Contoh di atas juga bisa menjadi bukti kekuatan dari warganet untuk menciptakan keadilan di masyarakat. Kekuatan yang bahkan misalnya mampu mengalahkan relasi kuasa para putra pejabat seperti Aditya Hasibuan atau Mario Dandy.

Lewat video-video tersebut dan rentetan hasil setelahnya, kita disuguhkan oleh Trial by the Netizen, yang sedikit banyak bisa minimalisir ketidakadilan yang dirasakan masyarakat. Trial by the Netizen paling nyata mungkin bisa kita lihat dalam kasus kematian Brigadir Joshua dan kasus Kopi Sianida Jessica yang membunuh Mirna Salihin.

Padahal sebelumnya, kita semua pernah mengenal Trial by the Press, dimana media memiliki kekuatan untuk menggiring masa atau mob untuk mendorong vonis hukum lewat opini-opini yang dibentuk.

Atau istilah lain, yang sempat menanjak di kasus Penistaan Agama yang dilakukan Basuki Tjahaja Purnama atau Ahok. Ketika itu, sebagian pengamat menyebut hakim seakan-akan dipaksa oleh massa untuk menghukum Ahok tanpa melihat latar belakang alasan ia berucap. Ketika itu, vonis Ahok disebut berasal dari Trial by the Mob.

Pisau bermata dua

Sayangnya meski mampu membawa keadilan bagi sebagian orang, trial by the netizen ini seperti halnya pisau bermata dua. Kadang, warganet sudah menghakimi lebih dahulu padahal kenyataan belum tentu sesuai dengan mereka ketahui saat itu.

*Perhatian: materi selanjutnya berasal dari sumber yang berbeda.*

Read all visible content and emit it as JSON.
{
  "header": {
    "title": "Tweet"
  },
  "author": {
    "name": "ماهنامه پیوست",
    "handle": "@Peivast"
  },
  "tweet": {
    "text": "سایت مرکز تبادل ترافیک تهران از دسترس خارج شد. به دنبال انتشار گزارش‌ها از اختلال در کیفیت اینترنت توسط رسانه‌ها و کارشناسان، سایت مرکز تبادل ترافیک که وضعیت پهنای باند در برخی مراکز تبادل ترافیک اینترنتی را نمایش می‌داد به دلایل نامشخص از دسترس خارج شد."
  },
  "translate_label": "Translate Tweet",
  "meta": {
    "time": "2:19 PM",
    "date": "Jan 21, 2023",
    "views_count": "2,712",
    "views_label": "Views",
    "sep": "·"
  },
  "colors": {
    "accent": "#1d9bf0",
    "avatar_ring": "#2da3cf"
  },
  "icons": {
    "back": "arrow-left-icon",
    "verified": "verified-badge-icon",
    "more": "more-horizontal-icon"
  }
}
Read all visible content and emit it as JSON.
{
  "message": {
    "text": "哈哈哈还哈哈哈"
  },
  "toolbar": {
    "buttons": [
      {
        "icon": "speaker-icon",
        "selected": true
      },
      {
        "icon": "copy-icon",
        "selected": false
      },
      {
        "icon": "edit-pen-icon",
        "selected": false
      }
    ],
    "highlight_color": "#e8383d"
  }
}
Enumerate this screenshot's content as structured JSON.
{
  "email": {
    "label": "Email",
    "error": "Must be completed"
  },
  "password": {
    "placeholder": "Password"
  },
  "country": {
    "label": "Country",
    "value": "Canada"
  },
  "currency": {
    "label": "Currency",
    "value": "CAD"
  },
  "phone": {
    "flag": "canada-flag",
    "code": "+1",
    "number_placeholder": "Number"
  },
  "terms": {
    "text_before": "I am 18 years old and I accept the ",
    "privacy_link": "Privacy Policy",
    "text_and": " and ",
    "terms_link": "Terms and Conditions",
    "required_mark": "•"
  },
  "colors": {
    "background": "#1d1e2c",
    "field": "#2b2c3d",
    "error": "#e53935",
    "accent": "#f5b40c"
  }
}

Seperti keluhan Juru Bicara DPP Partai Solidaritas Indonesia (PSI), Sigit Widodo. Sigit sempat mengeluh lewat media sosial terkait persoalan akun Twitter, @sigitwid. Dia yang mau mudik dari rumah di BSD, Tangerang Selatan, Banten, ke Purwokerto, Jawa Tengah, melalui Tol Cipali mampir di rest area Km 86A.

Seusai makan dan ingin membayar di food court, ia merasa kena getok karena membeli makanan dua porsi berisi nasi ayam dan teh kemasan harus membayar Rp 155 ribu. Adapun setelah dilakukan klarifikasi, harga sebenarnya adalah Rp 116 ribu.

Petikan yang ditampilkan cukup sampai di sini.